Le Front national apparaît bien comme le représentant incontestable de ces Français paupérisés par la crise et angoissés par l’avenir. C’est un signe des temps. La désindustrialisation fait son œuvre. Déjà, lorsque les "Florange" avaient marché sur Paris, ils avaient mal accueilli la tentative de récupération de leur mouvement par le Front de gauche.
Les ouvriers français, menacés par la concurrence internationale, par le libre-échange, confrontés localement à la concurrence d’une main-d’œuvre immigrée moins exigeante dès qu’il s’agit de salaires ou de droits sociaux, se sentent menacés. Le phénomène est préoccupant. Jusqu’ici la République leur avait donné le sentiment d’être une chance, d’être leur planche de salut. Aujourd’hui, elle est devenue l’espace d’une élite qui les méprise et ne parle plus le même langage qu’eux.
Sur tout cela, la gauche n’a qu’à s’en prendre qu’à elle-même. Chaque fois qu’elle se targue de parler au peuple, c’est en lui envoyant des messagers qui incarnent son contraire. Jean-Luc Mélenchon, par exemple, est entouré d’une clique d’idéologues qui n’ont jamais mis les pieds dans une usine et ne connaissent de la vie que les manuels des années 1970 sur la Révolution Française. Le rejet est inévitable. Il est loin le temps du Parti communiste où un passage par l’usine était un moment inévitable du parcours politique.
Au-delà de ce phénomène circonstanciel, la structure du pays semble être passée à droite. Même si la gauche remporte (ce qui sera probablement le cas) une majorité de suffrages, en termes de voix, elle est à ce stade minoritaire.
Avec l’effondrement du Modem, une majorité autre se dessine : l’addition des voix de l’UMP et du Front national approche 50%. Même si cette domination ne se traduit pas encore en nombre de sièges, notamment du fait du mode de scrutin, il est difficile de ne pas noter cette étrangeté : à majorité parlementaire de gauche, majorité démographique de droite.
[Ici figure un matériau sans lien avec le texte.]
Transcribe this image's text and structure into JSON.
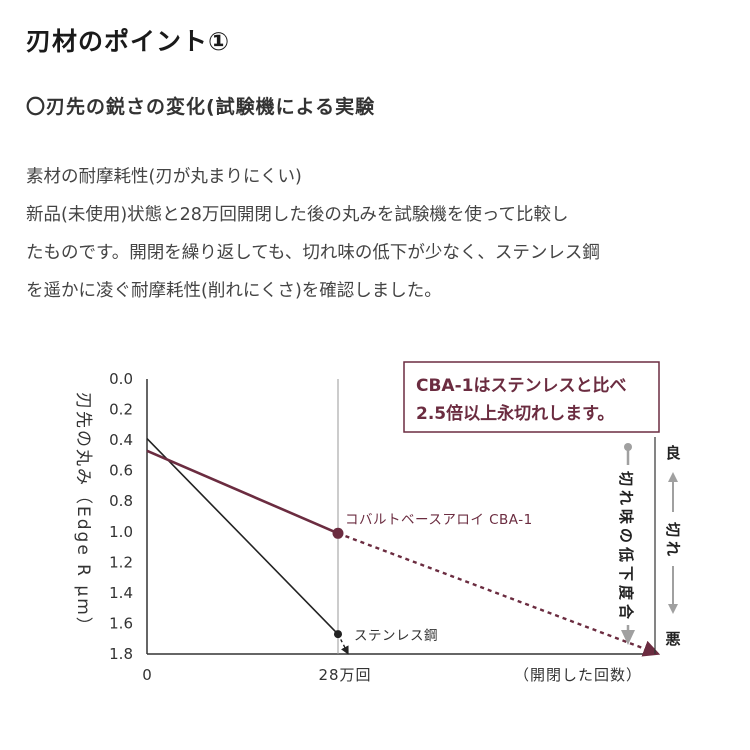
{
  "header": {
    "title": "刃材のポイント①",
    "subtitle": "〇刃先の鋭さの変化(試験機による実験"
  },
  "body": {
    "lines": [
      "素材の耐摩耗性(刃が丸まりにくい)",
      "新品(未使用)状態と28万回開閉した後の丸みを試験機を使って比較し",
      "たものです。開閉を繰り返しても、切れ味の低下が少なく、ステンレス鋼",
      "を遥かに凌ぐ耐摩耗性(削れにくさ)を確認しました。"
    ]
  },
  "colors": {
    "accent": "#6b2c40",
    "steel": "#222222",
    "arrow_gray": "#a0a0a0",
    "axis": "#333333"
  },
  "chart_data": {
    "type": "line",
    "ylabel": "刃先の丸み（Edge R μm）",
    "xlabel": "（開閉した回数）",
    "x_tick_labels": [
      "0",
      "28万回"
    ],
    "y_ticks": [
      "0.0",
      "0.2",
      "0.4",
      "0.6",
      "0.8",
      "1.0",
      "1.2",
      "1.4",
      "1.6",
      "1.8"
    ],
    "ylim": [
      0.0,
      1.8
    ],
    "y_inverted": true,
    "grid": "vertical line at 28万回",
    "series": [
      {
        "name": "コバルトベースアロイ CBA-1",
        "color": "#6b2c40",
        "points": [
          {
            "x": 0,
            "y": 0.47
          },
          {
            "x": 28,
            "y": 1.01
          }
        ],
        "projection": [
          {
            "x": 28,
            "y": 1.01
          },
          {
            "x": 75,
            "y": 1.8
          }
        ]
      },
      {
        "name": "ステンレス鋼",
        "color": "#222222",
        "points": [
          {
            "x": 0,
            "y": 0.39
          },
          {
            "x": 28,
            "y": 1.67
          }
        ],
        "projection": [
          {
            "x": 28,
            "y": 1.67
          },
          {
            "x": 29.5,
            "y": 1.8
          }
        ]
      }
    ],
    "callout": {
      "lines": [
        "CBA-1はステンレスと比べ",
        "2.5倍以上永切れします。"
      ]
    },
    "right_scale": {
      "top": "良",
      "middle": "切れ",
      "bottom": "悪",
      "side_label": "切れ味の低下度合"
    }
  }
}
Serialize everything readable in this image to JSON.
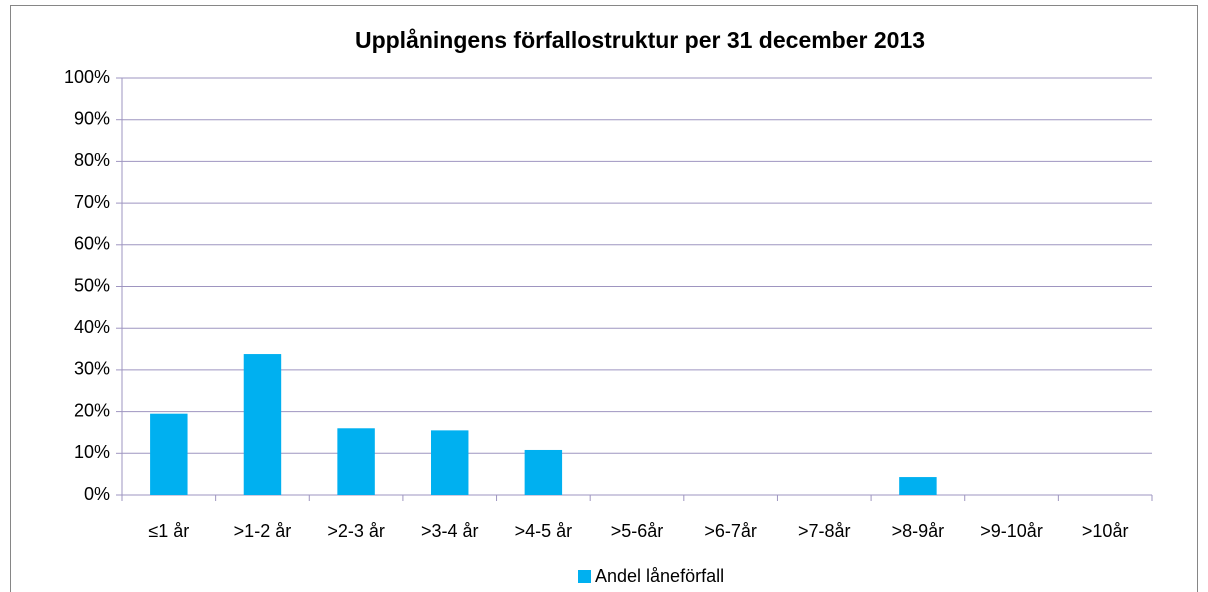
{
  "chart_data": {
    "type": "bar",
    "title": "Upplåningens förfallostruktur per 31 december 2013",
    "categories": [
      "≤1 år",
      ">1-2 år",
      ">2-3 år",
      ">3-4 år",
      ">4-5 år",
      ">5-6år",
      ">6-7år",
      ">7-8år",
      ">8-9år",
      ">9-10år",
      ">10år"
    ],
    "series": [
      {
        "name": "Andel låneförfall",
        "color": "#00b0f0",
        "values": [
          19.5,
          33.8,
          16,
          15.5,
          10.8,
          0,
          0,
          0,
          4.3,
          0,
          0
        ]
      }
    ],
    "ylim": [
      0,
      100
    ],
    "yticks": [
      {
        "value": 0,
        "label": "0%"
      },
      {
        "value": 10,
        "label": "10%"
      },
      {
        "value": 20,
        "label": "20%"
      },
      {
        "value": 30,
        "label": "30%"
      },
      {
        "value": 40,
        "label": "40%"
      },
      {
        "value": 50,
        "label": "50%"
      },
      {
        "value": 60,
        "label": "60%"
      },
      {
        "value": 70,
        "label": "70%"
      },
      {
        "value": 80,
        "label": "80%"
      },
      {
        "value": 90,
        "label": "90%"
      },
      {
        "value": 100,
        "label": "100%"
      }
    ],
    "grid": true,
    "legend": "bottom"
  }
}
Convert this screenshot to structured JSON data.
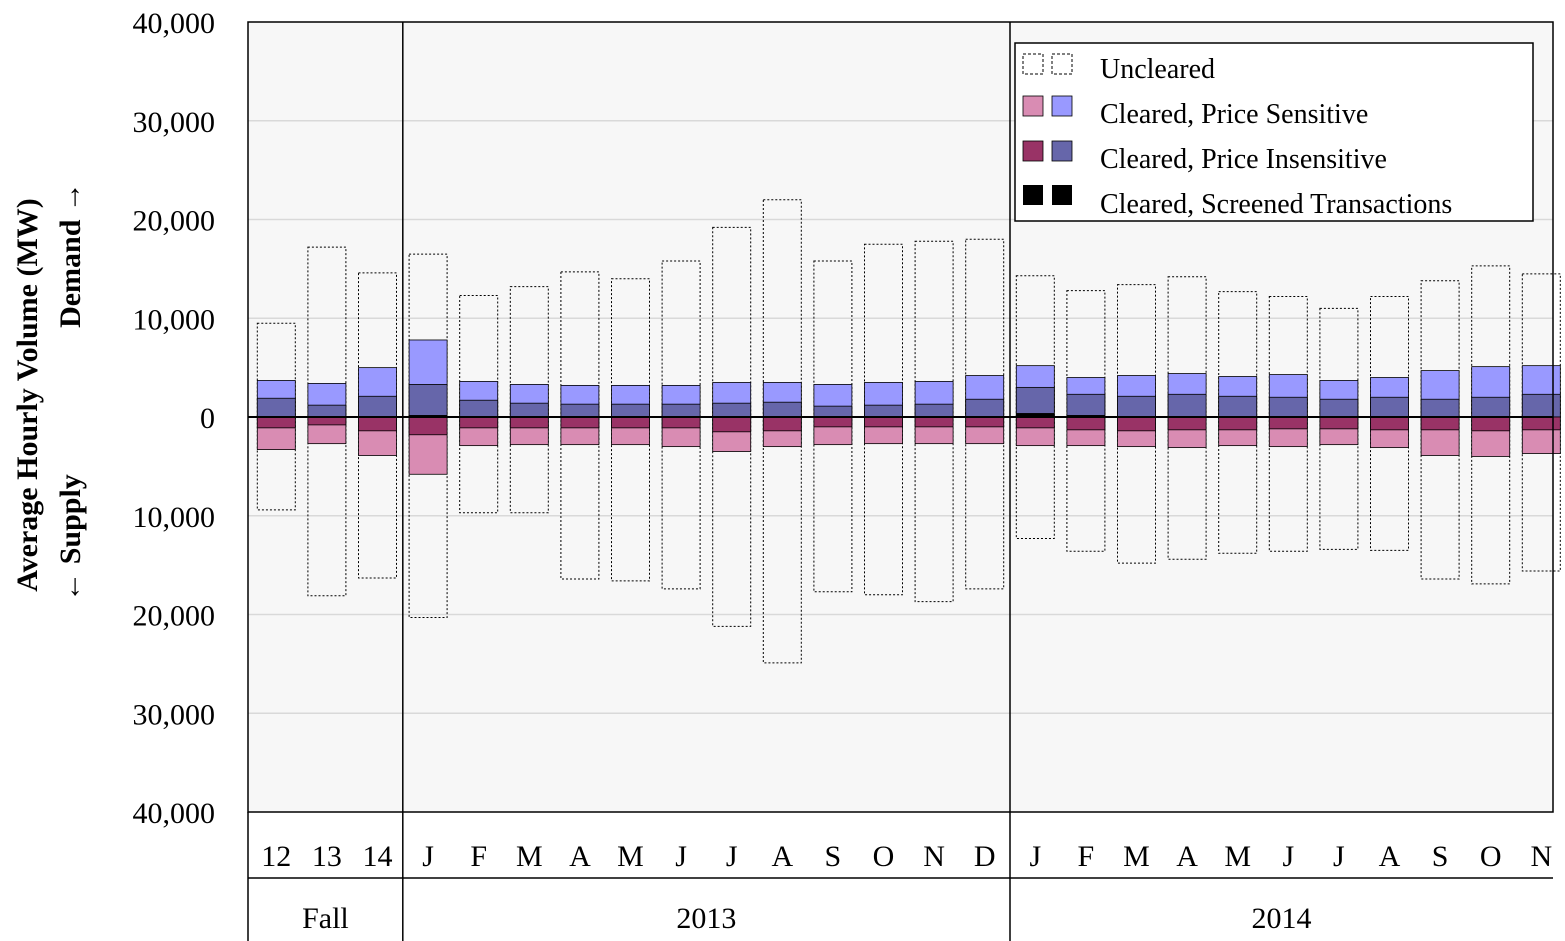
{
  "chart_data": {
    "type": "bar",
    "ylabel_line1": "Average Hourly Volume (MW)",
    "ylabel_demand": "Demand →",
    "ylabel_supply": "← Supply",
    "ylim": [
      -40000,
      40000
    ],
    "y_ticks": [
      40000,
      30000,
      20000,
      10000,
      0,
      -10000,
      -20000,
      -30000,
      -40000
    ],
    "y_tick_labels": [
      "40,000",
      "30,000",
      "20,000",
      "10,000",
      "0",
      "10,000",
      "20,000",
      "30,000",
      "40,000"
    ],
    "grid": true,
    "legend_position": "top-right",
    "categories": [
      "12",
      "13",
      "14",
      "J",
      "F",
      "M",
      "A",
      "M",
      "J",
      "J",
      "A",
      "S",
      "O",
      "N",
      "D",
      "J",
      "F",
      "M",
      "A",
      "M",
      "J",
      "J",
      "A",
      "S",
      "O",
      "N"
    ],
    "groups": [
      {
        "label": "Fall",
        "categories": 3
      },
      {
        "label": "2013",
        "categories": 12
      },
      {
        "label": "2014",
        "categories": 11
      }
    ],
    "series": [
      {
        "name": "Uncleared",
        "demand": [
          9500,
          17200,
          14600,
          16500,
          12300,
          13200,
          14700,
          14000,
          15800,
          19200,
          22000,
          15800,
          17500,
          17800,
          18000,
          14300,
          12800,
          13400,
          14200,
          12700,
          12200,
          11000,
          12200,
          13800,
          15300,
          14500
        ],
        "supply": [
          -9400,
          -18100,
          -16300,
          -20300,
          -9700,
          -9700,
          -16400,
          -16600,
          -17400,
          -21200,
          -24900,
          -17700,
          -18000,
          -18700,
          -17400,
          -12300,
          -13600,
          -14800,
          -14400,
          -13800,
          -13600,
          -13400,
          -13500,
          -16400,
          -16900,
          -15600
        ]
      },
      {
        "name": "Cleared, Price Sensitive",
        "demand": [
          3700,
          3400,
          5000,
          7800,
          3600,
          3300,
          3200,
          3200,
          3200,
          3500,
          3500,
          3300,
          3500,
          3600,
          4200,
          5200,
          4000,
          4200,
          4400,
          4100,
          4300,
          3700,
          4000,
          4700,
          5100,
          5200
        ],
        "supply": [
          -3300,
          -2700,
          -3900,
          -5800,
          -2900,
          -2800,
          -2800,
          -2800,
          -3000,
          -3500,
          -3000,
          -2800,
          -2700,
          -2700,
          -2700,
          -2900,
          -2900,
          -3000,
          -3100,
          -2900,
          -3000,
          -2800,
          -3100,
          -3900,
          -4000,
          -3700
        ]
      },
      {
        "name": "Cleared, Price Insensitive",
        "demand": [
          1900,
          1200,
          2100,
          3300,
          1700,
          1400,
          1300,
          1300,
          1300,
          1400,
          1500,
          1100,
          1200,
          1300,
          1800,
          3000,
          2300,
          2100,
          2300,
          2100,
          2000,
          1800,
          2000,
          1800,
          2000,
          2300
        ],
        "supply": [
          -1100,
          -800,
          -1400,
          -1800,
          -1100,
          -1100,
          -1100,
          -1100,
          -1100,
          -1500,
          -1400,
          -1000,
          -1000,
          -1000,
          -1000,
          -1100,
          -1300,
          -1400,
          -1300,
          -1300,
          -1200,
          -1200,
          -1300,
          -1300,
          -1400,
          -1300
        ]
      },
      {
        "name": "Cleared, Screened Transactions",
        "demand": [
          0,
          0,
          0,
          200,
          0,
          0,
          0,
          0,
          0,
          0,
          0,
          0,
          0,
          0,
          0,
          400,
          200,
          100,
          100,
          100,
          0,
          0,
          0,
          0,
          0,
          0
        ],
        "supply": [
          0,
          0,
          0,
          -100,
          0,
          0,
          0,
          0,
          0,
          0,
          0,
          0,
          0,
          0,
          0,
          -100,
          -100,
          -100,
          -100,
          0,
          0,
          0,
          0,
          0,
          0,
          0
        ]
      }
    ]
  },
  "colors": {
    "demand_price_sensitive": "#9999ff",
    "demand_price_insensitive": "#6666aa",
    "supply_price_sensitive": "#d98cb3",
    "supply_price_insensitive": "#993366",
    "screened": "#000000",
    "grid": "#d9d9d9",
    "plot_bg": "#f7f7f7"
  }
}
Jusqu’à quand nos institutions s’offriront-elles le dangereux luxe de ne pas refléter l’expression du pays ?
Il semblerait que François Hollande songe, à l’automne, à ouvrir une réflexion sur ce sujet. C’est un sujet périlleux pour lui. Il aura d’ici là franchi de multiples Rubicon. Le collectif budgétaire et la loi de Finances 2013 vont soit l’obliger à opérer des arbitrages impopulaires qui risquent de décevoir un électorat encore bercé d’illusions, soit le contraindre à endosser une effrayante dégradation des comptes publics. Le dialogue avec l’Allemagne aura ou non porté ses fruits : la redoutable Angela Merkel semble avoir subrepticement tissé autour de notre président une étouffante toile diplomatique. La situation générale du continent se sera probablement dégradée dans des proportions inattendues.
Mais chiche, discutons de la réforme du mode de scrutin, en avalisant la distorsion entre la majorité politique et la majorité réelle. Et laissons les événements en tirer toutes les conséquences. Le peuple est souverain. Le peuple décidera si, oui ou non, les législatives de 2012 marquent l’agonie de la démocratie représentative.